Ensuite ils recommençaient jusqu’à ce que, fatigués de la ville, ils retournassent aux cimes des arbres, dans l’espoir que le Peuple de la Jungle les remarquerait.

Mowgli, dressé à observer la Loi de la Jungle, n’aimait ni ne comprenait ce genre de vie. Il se faisait tard dans l’après-midi quand les singes, le portant, arrivèrent aux Grottes Froides. Et, au lieu d’aller dormir, comme Mowgli l’aurait fait après un long voyage, ils se prirent par la main et se mirent à danser en chantant leurs plus folles chansons. Un des singes fit un discours et dit à ses compagnons que la capture de Mowgli marquait une nouvelle étape dans l’histoire des Bandar-log, car il allait leur montrer comment on entrelaçait des branches et des roseaux pour s’abriter contre la pluie et le vent. Mowgli cueillit des lianes et entreprit de les tresser ; les singes essayèrent de l’imiter ; mais, au bout de quelques minutes, ils ne s’intéressaient plus à leur besogne et se mirent à tirer les queues de leurs camarades ou à sauter des quatre pattes en toussant.

— Je voudrais manger, dit Mowgli.
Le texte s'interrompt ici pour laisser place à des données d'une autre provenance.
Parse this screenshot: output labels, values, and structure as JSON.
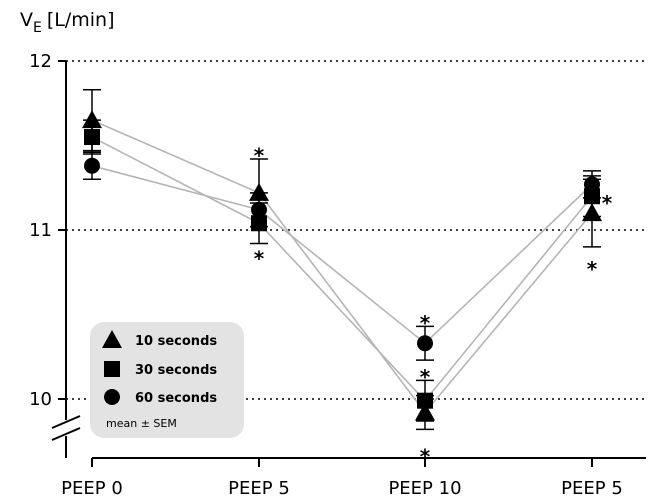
{
  "chart_data": {
    "type": "scatter",
    "ylabel_main": "V",
    "ylabel_sub": "E",
    "ylabel_unit": "[L/min]",
    "categories": [
      "PEEP 0",
      "PEEP 5",
      "PEEP 10",
      "PEEP 5"
    ],
    "ylim": [
      9.75,
      12
    ],
    "yticks": [
      10,
      11,
      12
    ],
    "grid": true,
    "series": [
      {
        "name": "10 seconds",
        "marker": "triangle",
        "values": [
          11.65,
          11.22,
          9.92,
          11.1
        ],
        "sem": [
          0.18,
          0.2,
          0.1,
          0.2
        ]
      },
      {
        "name": "30 seconds",
        "marker": "square",
        "values": [
          11.55,
          11.04,
          9.99,
          11.2
        ],
        "sem": [
          0.1,
          0.12,
          0.12,
          0.12
        ]
      },
      {
        "name": "60 seconds",
        "marker": "circle",
        "values": [
          11.38,
          11.12,
          10.33,
          11.27
        ],
        "sem": [
          0.08,
          0.1,
          0.1,
          0.08
        ]
      }
    ],
    "significance": [
      {
        "category": 1,
        "value": 11.47,
        "text": "*"
      },
      {
        "category": 1,
        "value": 10.86,
        "text": "*"
      },
      {
        "category": 2,
        "value": 10.48,
        "text": "*"
      },
      {
        "category": 2,
        "value": 10.16,
        "text": "*"
      },
      {
        "category": 2,
        "value": 9.69,
        "text": "*"
      },
      {
        "category": 3,
        "value": 11.19,
        "text": "*",
        "side": "right"
      },
      {
        "category": 3,
        "value": 10.8,
        "text": "*"
      }
    ],
    "legend_note": "mean ± SEM",
    "legend_position": "bottom-left"
  }
}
Je suis un étranger dans cette partie de la jungle. Apportez-moi de la nourriture, ou permettez-moi de chasser ici.

Vingt ou trente singes bondirent au-dehors pour lui rapporter des noix et des pawpaws sauvages ; mais ils commencèrent à se battre en route, et cela leur eût donné trop de peine de revenir avec ce qui restait de fruits. Mowgli, non moins endolori et furieux qu’affamé, vaguait dans la cité vide, lançant de temps à autre le cri de chasse des Étrangers ; mais personne ne lui répondait, et il pensait qu’en vérité c’était un mauvais gîte qu’il avait trouvé là.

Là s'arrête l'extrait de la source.